Question

Show that the sum of kinetic energy and potential energy (i.e., total mechanical energy) is always conserved in the case of a freely falling body under gravity (with air resistance neglected) from a height h by finding it when

1. The body is at the top.
2. the body has fallen a distance x.
3. the body has reached the ground.

Answer 1

The law of conservation of energy:

Energy can neither be created nor destroyed. Verification of the energy conservation law in the event of a body falling.

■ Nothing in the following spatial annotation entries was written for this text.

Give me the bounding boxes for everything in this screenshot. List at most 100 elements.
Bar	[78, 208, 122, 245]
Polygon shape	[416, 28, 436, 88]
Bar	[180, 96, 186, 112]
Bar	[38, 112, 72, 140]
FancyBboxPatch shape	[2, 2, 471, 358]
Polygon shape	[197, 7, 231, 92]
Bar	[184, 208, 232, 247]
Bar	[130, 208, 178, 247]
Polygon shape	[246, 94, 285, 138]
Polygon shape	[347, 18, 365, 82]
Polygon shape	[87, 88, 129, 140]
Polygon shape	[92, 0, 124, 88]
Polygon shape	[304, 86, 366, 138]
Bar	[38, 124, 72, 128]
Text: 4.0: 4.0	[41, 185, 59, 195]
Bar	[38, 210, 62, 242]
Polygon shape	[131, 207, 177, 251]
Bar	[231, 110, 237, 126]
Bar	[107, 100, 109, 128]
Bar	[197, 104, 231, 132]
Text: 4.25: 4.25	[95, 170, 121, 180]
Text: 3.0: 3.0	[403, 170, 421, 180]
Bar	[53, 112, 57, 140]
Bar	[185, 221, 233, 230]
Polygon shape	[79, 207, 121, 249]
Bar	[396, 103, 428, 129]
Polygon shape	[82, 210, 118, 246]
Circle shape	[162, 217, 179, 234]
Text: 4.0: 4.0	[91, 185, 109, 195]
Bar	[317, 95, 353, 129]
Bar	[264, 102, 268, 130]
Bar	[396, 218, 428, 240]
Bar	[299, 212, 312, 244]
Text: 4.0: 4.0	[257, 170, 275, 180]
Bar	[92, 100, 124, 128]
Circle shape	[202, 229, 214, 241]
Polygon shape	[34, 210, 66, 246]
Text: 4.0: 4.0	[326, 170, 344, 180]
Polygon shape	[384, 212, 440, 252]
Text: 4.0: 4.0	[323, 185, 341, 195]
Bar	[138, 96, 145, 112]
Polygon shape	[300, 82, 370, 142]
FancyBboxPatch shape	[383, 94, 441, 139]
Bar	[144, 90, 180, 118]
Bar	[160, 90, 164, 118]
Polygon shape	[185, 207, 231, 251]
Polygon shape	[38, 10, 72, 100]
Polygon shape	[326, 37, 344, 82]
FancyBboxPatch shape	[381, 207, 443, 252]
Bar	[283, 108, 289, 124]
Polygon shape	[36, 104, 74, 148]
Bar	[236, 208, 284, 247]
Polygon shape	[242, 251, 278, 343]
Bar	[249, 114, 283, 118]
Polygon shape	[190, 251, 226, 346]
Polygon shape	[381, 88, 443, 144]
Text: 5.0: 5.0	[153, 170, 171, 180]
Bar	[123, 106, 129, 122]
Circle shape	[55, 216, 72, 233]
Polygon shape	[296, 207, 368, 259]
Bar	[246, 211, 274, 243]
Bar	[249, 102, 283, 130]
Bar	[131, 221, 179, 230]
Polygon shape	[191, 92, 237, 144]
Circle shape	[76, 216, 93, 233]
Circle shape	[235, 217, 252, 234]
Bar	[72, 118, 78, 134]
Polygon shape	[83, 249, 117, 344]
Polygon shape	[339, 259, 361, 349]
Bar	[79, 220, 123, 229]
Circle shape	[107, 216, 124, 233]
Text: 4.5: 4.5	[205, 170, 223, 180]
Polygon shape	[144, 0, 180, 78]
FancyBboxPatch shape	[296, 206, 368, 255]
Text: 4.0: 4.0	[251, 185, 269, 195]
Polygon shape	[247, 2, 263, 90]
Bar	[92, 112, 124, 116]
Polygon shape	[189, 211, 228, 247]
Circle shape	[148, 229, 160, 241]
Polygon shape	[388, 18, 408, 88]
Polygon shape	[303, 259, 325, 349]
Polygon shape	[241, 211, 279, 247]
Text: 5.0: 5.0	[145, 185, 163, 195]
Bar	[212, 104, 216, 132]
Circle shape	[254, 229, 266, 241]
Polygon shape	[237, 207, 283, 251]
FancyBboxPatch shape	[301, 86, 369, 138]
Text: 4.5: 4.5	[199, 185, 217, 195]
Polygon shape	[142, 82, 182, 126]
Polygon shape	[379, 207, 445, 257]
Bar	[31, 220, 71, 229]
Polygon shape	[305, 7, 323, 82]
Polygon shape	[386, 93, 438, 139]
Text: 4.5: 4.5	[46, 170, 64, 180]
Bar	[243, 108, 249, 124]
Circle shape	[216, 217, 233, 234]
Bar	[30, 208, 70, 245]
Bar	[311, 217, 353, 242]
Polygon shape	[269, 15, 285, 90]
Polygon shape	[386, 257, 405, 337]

Consider a body of mass (m) raised above the ground to position A at a height (h).

(i) At A

P.E. = mgh

K.E. = 0      ...[∵ body is at rest]

∴ P.E. + K.E. = mgh + 0 = mgh   ...(i)

Let it fall from A to B through a distance (x)

In doing so v² - u² = 2gx

v² - 0 = 2gx     ...[∴ u at A = 0]

Body is still at height (h - x) above ground.

(ii) At B, P.E. = mg (h - x)

K.E. = `1/2 mv^2`

= `1/2 m (2gx)`

= mgx

∴ P.E. + K.E. = mg (h - x) + mgx

= mgh - mgx + mgx

P.E. + K.E. = mgh

When a body falls on ground, the velocity with which it falls v² - u² = 2gh

v² = 2gh

(iii) At C the ground

P.E. = 0      ...[∵ h = 0]

K.E. = `1/2 xx mv^2`

= `1/2 m (2gh)`

= mgh

P.E. + K.E. = 0 + mgh = mgh      ...(iii)

This we find in all three cases (i), (ii) and (iii)

The sum total of P.E. + K.E. = mgh which remains constant and hence verifies the law.